It is this time of the year again.
On December 10, International Human Rights Day, the United Nations Human Rights Commission (UNHRC), launched a year-long campaign for the 50th anniversary of the two International Covenants on Human Rights.
The victims of human rights violations in the world must be sighing in relief at this good news. Finally, maybe, their screams of anguish will be heard, and the Declaration of Human Rights’ truly noble call for “equal dignity and worth of every person” will become reality and ease their suffering.
Regrettably, they shouldn’t get their hopes up too high; the UNHCR fails to heed their plight: the organization is too busy coordinating efforts to denounce Israel. In the nine years of its existence, the UNHRC has condemned Israel more times than the rest of the world combined, revealed UN Watch. The total number of all other UNHRC condemnatory resolutions for the rest of the world amounts to 55, and most of the worst violators are given a free pass, if not a seat on the council itself.
Consider for example the candidature for election of 15 new members to the U.N. Human Rights Council. These candidates must meet the membership criteria established by UNGA Resolution 60/251, which requires member countries to “uphold the highest standards in the promotion and protection of human rights” and to “fully cooperate with the Council.” Angola, Democratic Republic of the Congo (DRC), Nigeria and Senegal were elected from the Africa group. Afghanistan, Malaysia, Pakistan and Qatar were elected from the Asian group. To cite just one example of abuse originating from the DCR; it has been designated the rape capital of the world.
And, adding insult to injury, the UNHRC ’s vetting committee has shortlisted a UK professor for a 6-year term as the world body’s investigator of “Israel’s violations,” even though she campaigns for the boycott of what she calls “apartheid Israel” and a “criminal government,” revealed UN Watch in a new report, entitled “Mandate to Discriminate,” which was submitted to the president of the 47-nation UNHRC, and to all UN member states.
This is a travesty of moral decency. The members and council heads of the UNHRC, who are the nastiest violators of their own population’s human rights, convene in the peaceful city of Geneva. There, they are wined and dined by royalty and officialdom, enjoy diplomatic immunities and privileges, all the while smiling at cocktail parties and flashy receptions busily deflecting their gross human rights violations by lambasting a common enemy, Israel.
“Sadly,” says Hillel Neuer, the director of UN Watch, “with members like China, Russia, Cuba, Saudi Arabia, Pakistan, Venezuela and Qatar, the UNHRC today may possibly rank as a more corrupt international organization than FIFA.”
Israel, one may argue, is not a perfect democracy. But the condemnatory voting patterns of the UNHRC does Israel a gross injustice. Israel is a diverse society, in which citizens of all political beliefs are represented. Israel’s Knesset is composed of 12 separate parliamentary groups, including both secular and religious parties from all sides of the political spectrum. With dozens of newspapers in many languages, Israel has a free, open and privately-owned press. Arab-Israelis are the largest minority group in Israel and are active in all facets of Israeli life, and have won as many as 12 of the 120 Knesset seats in a single election.
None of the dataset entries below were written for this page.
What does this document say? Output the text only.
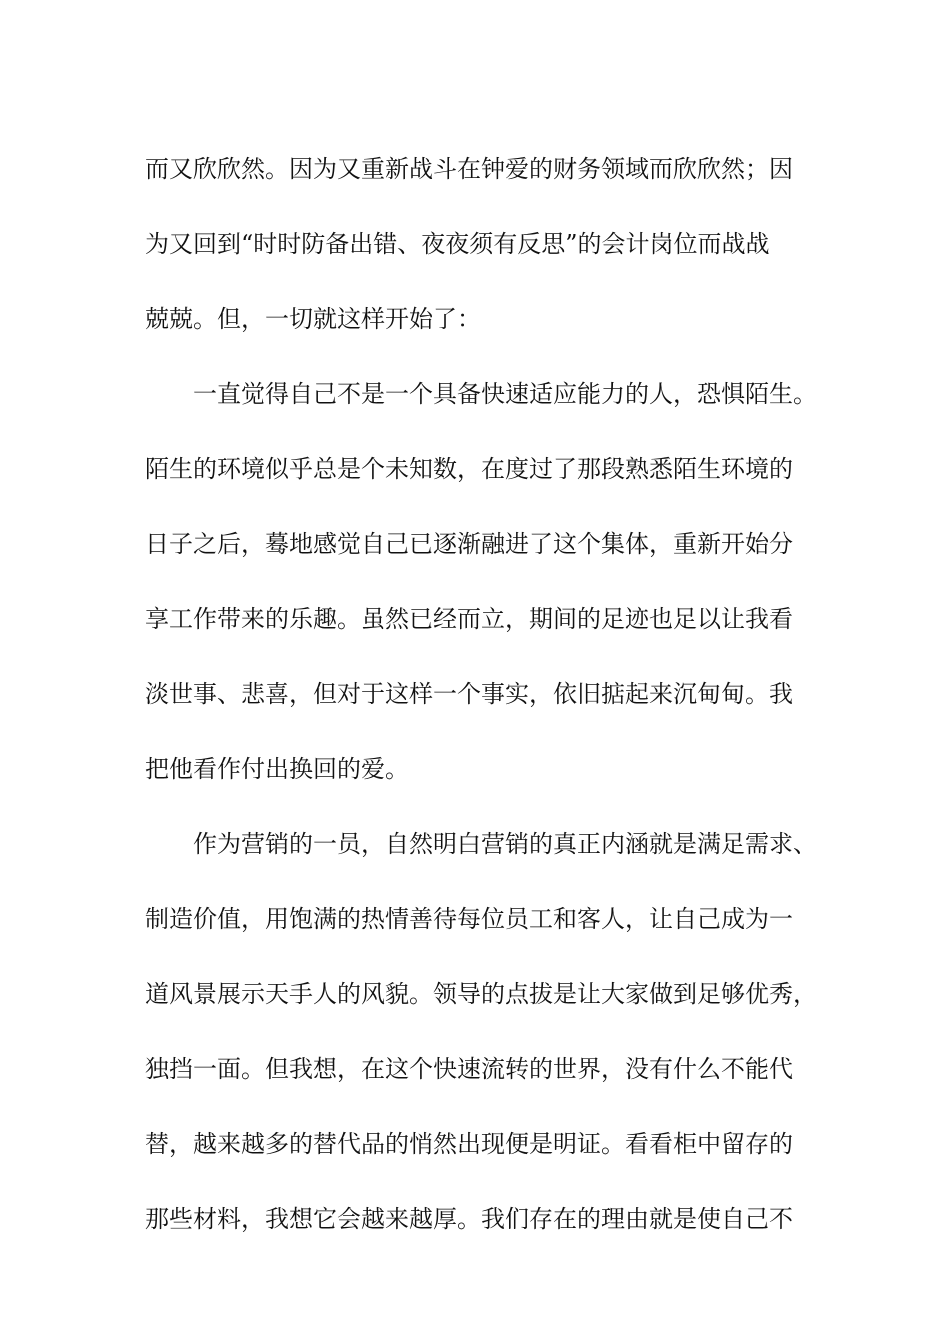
而又欣欣然。因为又重新战斗在钟爱的财务领域而欣欣然；因
为又回到“时时防备出错、夜夜须有反思”的会计岗位而战战
兢兢。但，一切就这样开始了：
一直觉得自己不是一个具备快速适应能力的人，恐惧陌生。
陌生的环境似乎总是个未知数，在度过了那段熟悉陌生环境的
日子之后，蓦地感觉自己已逐渐融进了这个集体，重新开始分
享工作带来的乐趣。虽然已经而立，期间的足迹也足以让我看
淡世事、悲喜，但对于这样一个事实，依旧掂起来沉甸甸。我
把他看作付出换回的爱。
作为营销的一员，自然明白营销的真正内涵就是满足需求、
制造价值，用饱满的热情善待每位员工和客人，让自己成为一
道风景展示天手人的风貌。领导的点拔是让大家做到足够优秀，
独挡一面。但我想，在这个快速流转的世界，没有什么不能代
替，越来越多的替代品的悄然出现便是明证。看看柜中留存的
那些材料，我想它会越来越厚。我们存在的理由就是使自己不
Christians in Israel make up 2.1 percent of the population and increased from 34,000 in 1948 to 154,000 in 2009. Israel is the only Middle Eastern country in which the Christian population has grown in the last half century.
This vibrant diversity cannot be accredited to most of the membership countries that constitute the UNHRC, while their citizens are subject to the worst form of human degradation, with no recourse to the rule of law and protection. The UNHRC embodies all that is wrong with the UN; a behemoth bureaucracy steered by an automatic majority of African and Muslim nations, who have kidnapped human rights in favor of leveraging political anti-Israel platforms.
The victims of human rights violations are in a tough spot. One can only hope for more civil society and human rights NGOs to muster the courage to confront the systemic and institutionalized injustice that lies at the core of the UN’s Human Rights Council.
In the meantime, I shall heed Eleanor Roosevelt’s advice that “it is better to light a candle than curse the darkness.” Let us hold up candles of human respect in the hope that the light will banish the darkness.